Coun. Moralea Milne took this photo of a robber fly in Metchosin. A new study by University of Victoria researchers will be measuring insect biomass to find out if there is an increase or decrease in insects in the municipality. (Moralea Milne photo)

Coun. Moralea Milne took this photo of a robber fly in Metchosin. A new study by University of Victoria researchers will be measuring insect biomass to find out if there is an increase or decrease in insects in the municipality. (Moralea Milne photo)

New UVic study to track decline of insects in Metchosin

Traps will be set to catch and weigh flying insects

Nearly a decade ago, Neville Winchester started noticing a troubling trend.

Sitting on his roughly 20-acre property in the Highlands, Winchester used to see bees flying every which way, coming and going from the hive.

But in the last eight years he’s seen a decline in the number and species of certain bees, which prompted the question – are we seeing a decline in the overall number of insects?

That’s the question Winchester, an adjunct associate professor with the University of Victoria, hopes to answer with a new study in Metchosin.

As part of the study, Winchester will be placing Malaise traps, which catch a wide variety of flying insects, in various places around the municipality, working from sea level to the highest level of elevation in Metchosin. The entire catch will then be weighed – the weight of which is known as the biomass. Over the next few years, traps will be placed around the municipality and the insect biomass will be compared to previous years.

“One-hundred individuals will weigh way more than 10 individuals,” said Winchester, adding he hopes to set up 12 traps in the first year and increase that number in the coming years.

The work is based on a study from Germany, which was released in October, and reports that 75 per cent of flying insects in nature reserves across the country have vanished in the last 27 years. Researchers said the decline could have far-reaching consequences for the world’s crop production and natural ecosystems.

Winchester said he’s heard of other anecdotal stories from residents in the West Shore about a decline in insects, but the study will help quantify that information. Winchester hopes the study will be a community-wide initiative.

“We’re going to really replicate that [the German study]. We’re going to use exactly the same protocols that these people that published the paper used,” he said, adding the study will get underway in May. “It’s not a hard protocal and it’s really going to involve residents of Metchosin as sort of an adopt-a-trap-type thing.”

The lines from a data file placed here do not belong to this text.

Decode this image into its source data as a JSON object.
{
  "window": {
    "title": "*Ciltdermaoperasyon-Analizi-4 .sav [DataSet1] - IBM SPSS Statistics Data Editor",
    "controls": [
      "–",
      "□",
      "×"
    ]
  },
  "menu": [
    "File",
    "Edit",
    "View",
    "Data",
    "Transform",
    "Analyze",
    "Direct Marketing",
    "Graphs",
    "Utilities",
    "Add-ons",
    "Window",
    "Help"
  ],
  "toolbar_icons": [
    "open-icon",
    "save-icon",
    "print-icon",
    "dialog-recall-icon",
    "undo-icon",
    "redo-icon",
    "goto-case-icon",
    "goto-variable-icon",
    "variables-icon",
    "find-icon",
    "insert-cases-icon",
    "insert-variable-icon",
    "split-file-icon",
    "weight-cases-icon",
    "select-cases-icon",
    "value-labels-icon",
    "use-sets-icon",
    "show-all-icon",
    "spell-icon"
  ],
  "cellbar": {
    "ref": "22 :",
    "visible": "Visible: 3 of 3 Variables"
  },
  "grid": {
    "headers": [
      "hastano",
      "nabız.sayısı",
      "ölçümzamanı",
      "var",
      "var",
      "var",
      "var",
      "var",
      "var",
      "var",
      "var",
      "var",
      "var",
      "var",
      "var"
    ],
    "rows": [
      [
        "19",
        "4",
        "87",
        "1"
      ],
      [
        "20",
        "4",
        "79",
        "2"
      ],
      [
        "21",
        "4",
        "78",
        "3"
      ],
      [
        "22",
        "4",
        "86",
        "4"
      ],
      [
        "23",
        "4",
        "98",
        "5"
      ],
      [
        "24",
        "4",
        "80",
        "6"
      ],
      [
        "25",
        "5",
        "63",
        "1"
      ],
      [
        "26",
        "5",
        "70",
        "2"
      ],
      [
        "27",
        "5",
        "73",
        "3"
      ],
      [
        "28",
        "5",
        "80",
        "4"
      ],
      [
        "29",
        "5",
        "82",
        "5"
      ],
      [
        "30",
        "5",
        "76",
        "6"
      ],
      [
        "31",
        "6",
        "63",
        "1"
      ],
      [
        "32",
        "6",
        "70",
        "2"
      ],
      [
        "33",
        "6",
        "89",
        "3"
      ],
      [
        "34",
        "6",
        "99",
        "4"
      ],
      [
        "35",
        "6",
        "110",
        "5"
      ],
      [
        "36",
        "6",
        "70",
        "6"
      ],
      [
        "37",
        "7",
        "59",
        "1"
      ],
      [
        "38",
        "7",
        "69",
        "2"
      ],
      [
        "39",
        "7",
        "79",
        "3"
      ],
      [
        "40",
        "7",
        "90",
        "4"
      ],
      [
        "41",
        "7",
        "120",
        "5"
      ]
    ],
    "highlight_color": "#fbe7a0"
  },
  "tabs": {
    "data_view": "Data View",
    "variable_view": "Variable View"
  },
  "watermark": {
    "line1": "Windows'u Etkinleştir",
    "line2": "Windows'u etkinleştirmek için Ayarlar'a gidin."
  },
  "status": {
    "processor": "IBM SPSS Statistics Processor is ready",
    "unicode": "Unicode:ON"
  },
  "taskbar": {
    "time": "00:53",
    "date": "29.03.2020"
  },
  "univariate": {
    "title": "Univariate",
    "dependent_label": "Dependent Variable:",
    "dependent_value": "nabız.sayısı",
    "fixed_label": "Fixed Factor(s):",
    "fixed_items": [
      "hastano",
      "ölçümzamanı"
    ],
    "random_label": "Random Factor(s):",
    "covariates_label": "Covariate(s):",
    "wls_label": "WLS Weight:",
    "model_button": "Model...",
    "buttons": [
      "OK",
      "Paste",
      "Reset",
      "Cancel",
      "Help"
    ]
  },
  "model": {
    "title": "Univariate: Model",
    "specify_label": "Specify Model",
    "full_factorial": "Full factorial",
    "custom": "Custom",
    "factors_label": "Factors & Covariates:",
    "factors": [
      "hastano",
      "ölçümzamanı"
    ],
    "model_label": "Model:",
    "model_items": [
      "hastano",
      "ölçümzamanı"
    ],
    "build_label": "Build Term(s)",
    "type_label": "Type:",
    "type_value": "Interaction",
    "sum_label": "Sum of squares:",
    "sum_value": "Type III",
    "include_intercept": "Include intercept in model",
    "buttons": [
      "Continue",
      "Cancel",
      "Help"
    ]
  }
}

During a recent council meeting, Metchosin council voted unanimously to support the study. Coun. Moralea Milne called the study “exciting,” adding the results will help shed light on issues of pollination and conservation.

“It will have significant value, not just for Metchosin, but throughout Canada and perhaps internationally, as the study in Germany has,” she said.

“When you see what the rates of decline are and you can start putting the pieces of the puzzle together about why there’s rates of decline, then you can start working towards fixing that problem.”